Wine glasses were engineered to guide aromatics toward the nose and direct wine across particular areas of the palate. What had once been simple vessels gradually became instruments of sensory design.
Even then, it was possible to sense that hospitality was supported by tools and materials as much as by ingredients themselves. These lessons accumulated slowly, long before I realized their importance.
The Appetite of Youth
By the time I reached my early twenties and moved into management at Hy’s Steak House, curiosity had turned into something more powerful: access. For the first time I could order freely from a serious steakhouse menu, and the experience was intoxicating.
One of my regular indulgences became an eighteen-ounce Delmonico steak, richly marbled and deeply seared over glowing kiāwe wood.
The ritual rarely stopped there. A Caesar salad prepared tableside would arrive first, the garlic and anchovy perfuming the air as the dressing was whisked together in the wooden bowl. Alongside the steak came potatoes O’Brien and thick slices of garlic bread layered with Swiss, mozzarella, and cheddar, bubbling and browned beneath the broiler.
And then dessert.
Bananas Foster flambéed beside the table, the rum igniting briefly before settling into caramelized sweetness that soaked into warm fruit and vanilla ice cream.
At that stage of life, finishing such a meal did not feel excessive. It felt normal. Youth absorbs indulgence easily, and the long hours of restaurant life seemed to burn through whatever the kitchen produced.
In those years, abundance felt like part of the education.
When Appetite Begins to Narrow
Over time, however, appetite begins to change.
The shift rarely arrives suddenly. Instead it appears gradually, after enough years around kitchens, dining rooms, and late-night meals. Dishes that once felt irresistible begin to feel heavier, and the appetite that once demanded abundance begins to favor clarity.
Part of the change is physical.

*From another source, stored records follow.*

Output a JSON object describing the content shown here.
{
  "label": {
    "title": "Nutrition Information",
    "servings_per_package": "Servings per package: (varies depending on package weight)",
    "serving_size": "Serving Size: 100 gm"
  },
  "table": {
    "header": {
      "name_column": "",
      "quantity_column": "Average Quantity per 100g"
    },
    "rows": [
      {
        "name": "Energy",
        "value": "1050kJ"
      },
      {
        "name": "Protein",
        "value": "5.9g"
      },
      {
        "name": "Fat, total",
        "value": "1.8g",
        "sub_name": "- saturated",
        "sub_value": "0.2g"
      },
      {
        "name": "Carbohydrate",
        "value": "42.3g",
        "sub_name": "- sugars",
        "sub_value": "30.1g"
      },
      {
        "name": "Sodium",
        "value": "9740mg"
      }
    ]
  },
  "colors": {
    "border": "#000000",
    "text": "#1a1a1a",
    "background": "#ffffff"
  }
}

Age alters metabolism, sleep patterns, and digestion in ways younger professionals rarely notice. Meals that once disappeared effortlessly begin to influence how one feels the following morning.

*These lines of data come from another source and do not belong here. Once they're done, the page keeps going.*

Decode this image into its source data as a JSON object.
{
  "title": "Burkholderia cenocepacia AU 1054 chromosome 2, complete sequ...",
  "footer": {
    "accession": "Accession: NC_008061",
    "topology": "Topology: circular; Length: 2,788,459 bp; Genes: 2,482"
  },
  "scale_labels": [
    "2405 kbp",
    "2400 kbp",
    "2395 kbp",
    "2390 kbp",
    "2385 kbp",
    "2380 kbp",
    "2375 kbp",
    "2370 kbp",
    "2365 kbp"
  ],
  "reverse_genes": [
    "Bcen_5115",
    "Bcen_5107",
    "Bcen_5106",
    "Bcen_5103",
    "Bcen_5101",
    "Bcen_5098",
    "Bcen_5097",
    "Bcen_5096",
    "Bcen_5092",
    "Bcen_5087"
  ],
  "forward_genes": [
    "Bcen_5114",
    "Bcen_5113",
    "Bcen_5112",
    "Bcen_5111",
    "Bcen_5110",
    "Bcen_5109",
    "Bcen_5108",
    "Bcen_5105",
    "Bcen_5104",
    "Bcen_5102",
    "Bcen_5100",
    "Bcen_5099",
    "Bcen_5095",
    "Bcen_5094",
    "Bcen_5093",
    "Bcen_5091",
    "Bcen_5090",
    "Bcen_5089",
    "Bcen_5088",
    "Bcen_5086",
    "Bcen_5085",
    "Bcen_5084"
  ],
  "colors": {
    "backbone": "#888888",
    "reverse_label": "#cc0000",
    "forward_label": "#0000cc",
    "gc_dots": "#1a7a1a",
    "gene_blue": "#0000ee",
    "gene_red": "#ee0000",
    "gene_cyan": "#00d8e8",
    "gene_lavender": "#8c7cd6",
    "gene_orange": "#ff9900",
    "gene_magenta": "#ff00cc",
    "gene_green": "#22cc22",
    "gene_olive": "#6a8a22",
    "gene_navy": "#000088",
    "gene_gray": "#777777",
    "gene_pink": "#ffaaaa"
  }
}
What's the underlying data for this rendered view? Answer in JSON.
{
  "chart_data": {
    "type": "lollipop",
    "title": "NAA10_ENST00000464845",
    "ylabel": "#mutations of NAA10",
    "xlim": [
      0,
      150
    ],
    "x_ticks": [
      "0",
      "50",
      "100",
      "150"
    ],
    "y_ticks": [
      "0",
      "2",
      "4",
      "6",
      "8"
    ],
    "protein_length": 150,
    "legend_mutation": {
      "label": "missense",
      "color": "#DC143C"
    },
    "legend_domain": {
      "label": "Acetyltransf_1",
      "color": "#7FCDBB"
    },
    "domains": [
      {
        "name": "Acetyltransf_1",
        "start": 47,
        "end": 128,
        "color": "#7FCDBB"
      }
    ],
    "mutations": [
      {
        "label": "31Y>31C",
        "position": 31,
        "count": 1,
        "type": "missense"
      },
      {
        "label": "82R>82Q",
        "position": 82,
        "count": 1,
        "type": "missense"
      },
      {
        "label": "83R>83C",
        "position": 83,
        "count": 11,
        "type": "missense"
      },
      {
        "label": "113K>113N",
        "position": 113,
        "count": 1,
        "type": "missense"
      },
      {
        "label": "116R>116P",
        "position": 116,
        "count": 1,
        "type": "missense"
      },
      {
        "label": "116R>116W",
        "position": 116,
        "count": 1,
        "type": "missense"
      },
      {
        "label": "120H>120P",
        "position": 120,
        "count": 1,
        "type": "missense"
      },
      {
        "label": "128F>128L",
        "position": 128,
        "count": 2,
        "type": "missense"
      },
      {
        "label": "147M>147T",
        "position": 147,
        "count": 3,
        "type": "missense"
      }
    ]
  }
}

Another change is experiential. Exposure reshapes curiosity. After years of tasting food every day, indulgence loses some of its novelty.

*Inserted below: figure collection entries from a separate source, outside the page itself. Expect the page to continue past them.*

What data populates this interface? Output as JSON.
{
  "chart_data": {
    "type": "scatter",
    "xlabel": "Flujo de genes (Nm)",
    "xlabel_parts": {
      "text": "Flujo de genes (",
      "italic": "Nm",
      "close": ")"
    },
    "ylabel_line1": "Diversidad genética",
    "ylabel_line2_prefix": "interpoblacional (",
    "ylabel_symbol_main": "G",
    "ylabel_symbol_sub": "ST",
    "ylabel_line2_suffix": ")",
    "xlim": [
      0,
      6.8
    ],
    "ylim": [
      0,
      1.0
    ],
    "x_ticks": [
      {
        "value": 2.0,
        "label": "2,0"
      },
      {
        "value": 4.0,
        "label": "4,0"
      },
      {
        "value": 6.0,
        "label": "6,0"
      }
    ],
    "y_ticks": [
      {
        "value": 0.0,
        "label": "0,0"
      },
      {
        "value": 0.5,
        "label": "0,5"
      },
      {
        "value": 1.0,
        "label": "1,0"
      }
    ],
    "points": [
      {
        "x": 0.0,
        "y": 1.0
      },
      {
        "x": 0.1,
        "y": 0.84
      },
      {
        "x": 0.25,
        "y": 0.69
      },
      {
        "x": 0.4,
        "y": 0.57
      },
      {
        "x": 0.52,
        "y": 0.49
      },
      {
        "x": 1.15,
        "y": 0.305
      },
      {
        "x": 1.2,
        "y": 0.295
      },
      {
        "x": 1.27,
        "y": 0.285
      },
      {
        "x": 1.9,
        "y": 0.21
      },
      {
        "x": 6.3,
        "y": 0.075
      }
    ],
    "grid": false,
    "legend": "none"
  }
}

Attention begins to move toward refinement — cleaner flavors, sharper seasoning, better ingredients handled with greater care. The palate becomes less interested in sheer richness and more interested in proportion.
A smaller plate prepared with precision often provides greater satisfaction than a larger one built around excess.
The Rhythm of Appetite
Eventually a different rhythm emerges.
Most days become simple. Meals grow lighter. Portions become more modest. Food nourishes the body without exhausting it, leaving room for work, movement, and sleep to coexist comfortably with the pleasures of the table.
Moderation does not eliminate indulgence, however. When the right evening arrives — a remarkable bottle opened among friends, a dish prepared by someone whose craft you admire, a dinner that stretches past midnight because conversation refuses to end — the table expands again.
The steak may return. Dessert may appear.
The difference is that indulgence no longer arrives every day. It arrives with intention.
What the Table Eventually Teaches
A life around restaurants eventually teaches a quiet lesson about appetite.
Pleasure remains central to hospitality, but pleasure deepens when it is not constant. Richness becomes more vivid when it appears occasionally rather than continuously. Wine tastes better when the body is not already saturated with it.
In that sense, appetite evolves alongside experience. The young manager finishing an eighteen-ounce Delmonico steak at midnight is not wrong. That appetite belongs to its moment.
But the professional who later finds equal satisfaction in a lighter meal is not abandoning pleasure either.
They are refining it.
The table, like hospitality itself, eventually becomes less about excess and more about timing.
And timing, in the end, is what rhythm is made of.